Task-based routing is good not because it makes the setup more complex. It removes unnecessary expense and brings back common sense: simple requests should be cheap, and complex ones should get a strong model only where it is truly needed.

Frequently asked questions

Why does one model for all tasks get expensive so fast?

Because you pay the high rate even for simple requests. Short summarization, classification, or field extraction rarely need a strong model, and long heavy requests can also slow down the whole flow.

Which tasks should be separated first?

Start with four groups: summarization, field extraction, chat, and code. That split usually lowers the bill because each group needs a different balance of speed, accuracy, and cost.

How many examples do you need for the first model test?

For the first round, 50–100 real examples per task type is usually enough. Include not only clean cases, but also long emails, bad OCR, mixed-language text, and fragmented messages.
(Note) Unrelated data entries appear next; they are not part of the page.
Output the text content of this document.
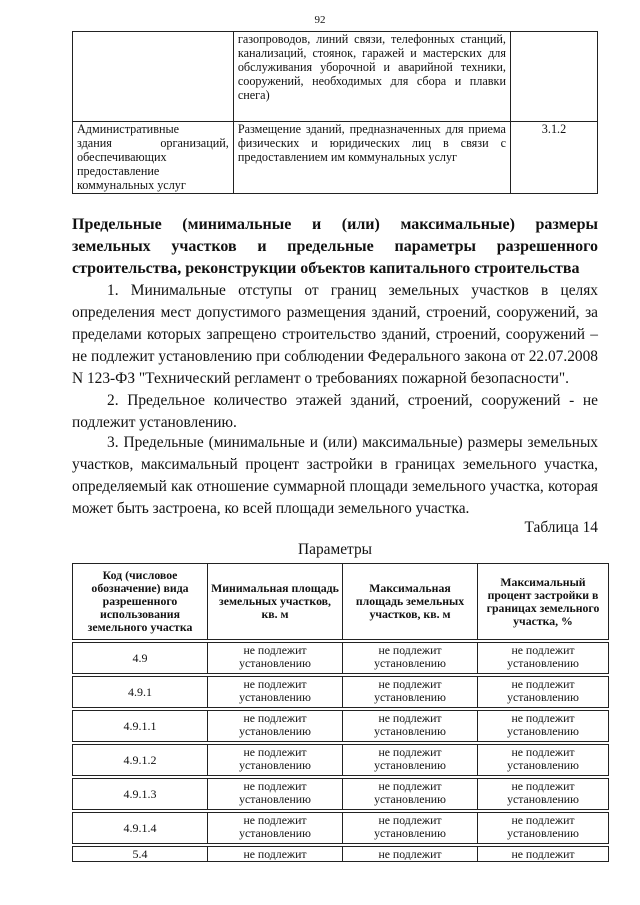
92
	газопроводов, линий связи, телефонных станций, канализаций, стоянок, гаражей и мастерских для обслуживания уборочной и аварийной техники, сооружений, необходимых для сбора и плавки снега)	

Административные
здания организаций,
обеспечивающих
предоставление
коммунальных услуг	Размещение зданий, предназначенных для приема физических и юридических лиц в связи с предоставлением им коммунальных услуг	3.1.2
Предельные (минимальные и (или) максимальные) размеры
земельных участков и предельные параметры разрешенного
строительства, реконструкции объектов капитального строительства
1. Минимальные отступы от границ земельных участков в целях
определения мест допустимого размещения зданий, строений, сооружений, за
пределами которых запрещено строительство зданий, строений, сооружений –
не подлежит установлению при соблюдении Федерального закона от 22.07.2008
N 123-ФЗ "Технический регламент о требованиях пожарной безопасности".
2. Предельное количество этажей зданий, строений, сооружений - не
подлежит установлению.
3. Предельные (минимальные и (или) максимальные) размеры земельных
участков, максимальный процент застройки в границах земельного участка,
определяемый как отношение суммарной площади земельного участка, которая
может быть застроена, ко всей площади земельного участка.
Таблица 14
Параметры
Код (числовое обозначение) вида разрешенного использования земельного участка	Минимальная площадь земельных участков, кв. м	Максимальная площадь земельных участков, кв. м	Максимальный процент застройки в границах земельного участка, %

4.9	не подлежит установлению	не подлежит установлению	не подлежит установлению

4.9.1	не подлежит установлению	не подлежит установлению	не подлежит установлению

4.9.1.1	не подлежит установлению	не подлежит установлению	не подлежит установлению

4.9.1.2	не подлежит установлению	не подлежит установлению	не подлежит установлению

4.9.1.3	не подлежит установлению	не подлежит установлению	не подлежит установлению

4.9.1.4	не подлежит установлению	не подлежит установлению	не подлежит установлению

5.4	не подлежит	не подлежит	не подлежит
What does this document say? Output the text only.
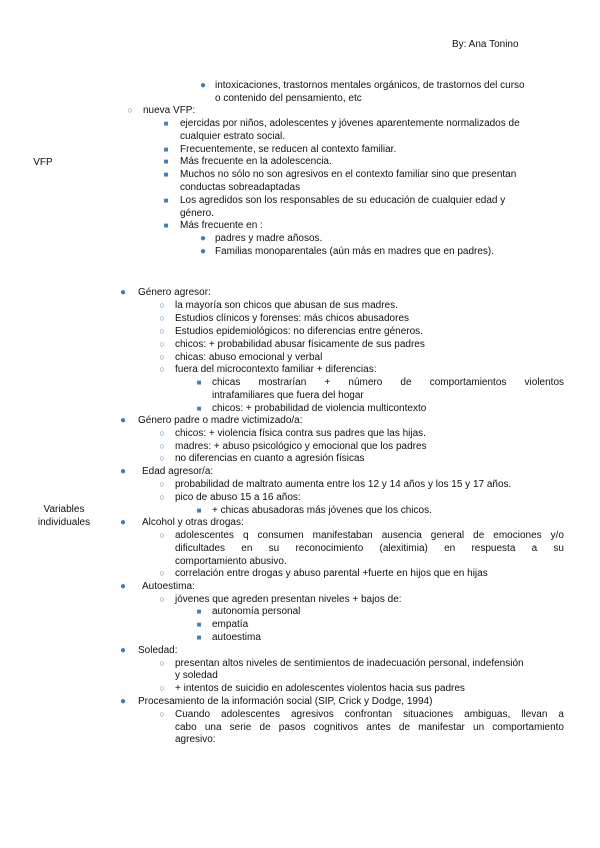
By: Ana Tonino
VFP
● intoxicaciones, trastornos mentales orgánicos, de trastornos del curso
o contenido del pensamiento, etc
○	nueva VFP:
■	ejercidas por niños, adolescentes y jóvenes aparentemente normalizados de
cualquier estrato social.
■	Frecuentemente, se reducen al contexto familiar.
■	Más frecuente en la adolescencia.
■	Muchos no sólo no son agresivos en el contexto familiar sino que presentan
conductas sobreadaptadas
■	Los agredidos son los responsables de su educación de cualquier edad y
género.
■	Más frecuente en :
● padres y madre añosos.
● Familias monoparentales (aún más en madres que en padres).
Variables
individuales
● Género agresor:
○	la mayoría son chicos que abusan de sus madres.
○	Estudios clínicos y forenses: más chicos abusadores
○	Estudios epidemiológicos: no diferencias entre géneros.
○	chicos: + probabilidad abusar físicamente de sus padres
○	chicas: abuso emocional y verbal
○	fuera del microcontexto familiar + diferencias:
■	chicas mostrarían + número de comportamientos violentos
intrafamiliares que fuera del hogar
■	chicos: + probabilidad de violencia multicontexto
● Género padre o madre victimizado/a:
○	chicos: + violencia física contra sus padres que las hijas.
○	madres: + abuso psicológico y emocional que los padres
○	no diferencias en cuanto a agresión físicas
● Edad agresor/a:
○	probabilidad de maltrato aumenta entre los 12 y 14 años y los 15 y 17 años.
○	pico de abuso 15 a 16 años:
■	+ chicas abusadoras más jóvenes que los chicos.
● Alcohol y otras drogas:
○	adolescentes q consumen manifestaban ausencia general de emociones y/o
dificultades en su reconocimiento (alexitimia) en respuesta a su
comportamiento abusivo.
○	correlación entre drogas y abuso parental +fuerte en hijos que en hijas
● Autoestima:
○	jóvenes que agreden presentan niveles + bajos de:
■	autonomía personal
■	empatía
■	autoestima
● Soledad:
○	presentan altos niveles de sentimientos de inadecuación personal, indefensión
y soledad
○	+ intentos de suicidio en adolescentes violentos hacia sus padres
● Procesamiento de la información social (SIP, Crick y Dodge, 1994)
○	Cuando adolescentes agresivos confrontan situaciones ambiguas, llevan a
cabo una serie de pasos cognitivos antes de manifestar un comportamiento
agresivo:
How do you know a cheaper model is enough for summarization?

Look at facts, not style. If the model keeps the meaning, does not confuse numbers, dates, or names, and costs much less, it can be used for standard documents.

What should you check in field extraction tasks?

Check exact matches for each field: IIN, contract number, date, amount, and status. If the model writes nicely but misses fields or breaks JSON, it is not a good fit for extraction.

Why does chat often need a separate model?

In chat, people notice latency and context mistakes right away. It is better to give an answer in a couple of seconds with a steady tone than to wait longer for a small gain in wording.

How should you fairly evaluate a model for code?

Do not trust a long answer by itself. Run tests, count how many tasks pass on the first try, and see how much time developers spend fixing the result afterward.

When should a request go to a stronger model?

A stronger route is needed when the mistake is costly or the case falls outside the usual rules. That usually includes long complaints, risky documents, unusual code, unreadable PDFs, and conflicting data.

Why keep a fallback route from day one?

A fallback protects the flow when the provider slows down, hits a limit, or becomes temporarily unavailable. Without one, some requests will just fail and the team will have to investigate manually.

How can you launch a routing pilot in two weeks?

Collect 30–50 real examples, group them by task type, and set simple quality metrics plus a price cap. Then send 10–20% of traffic through the new setup and compare cost, latency, and results on the same scenarios.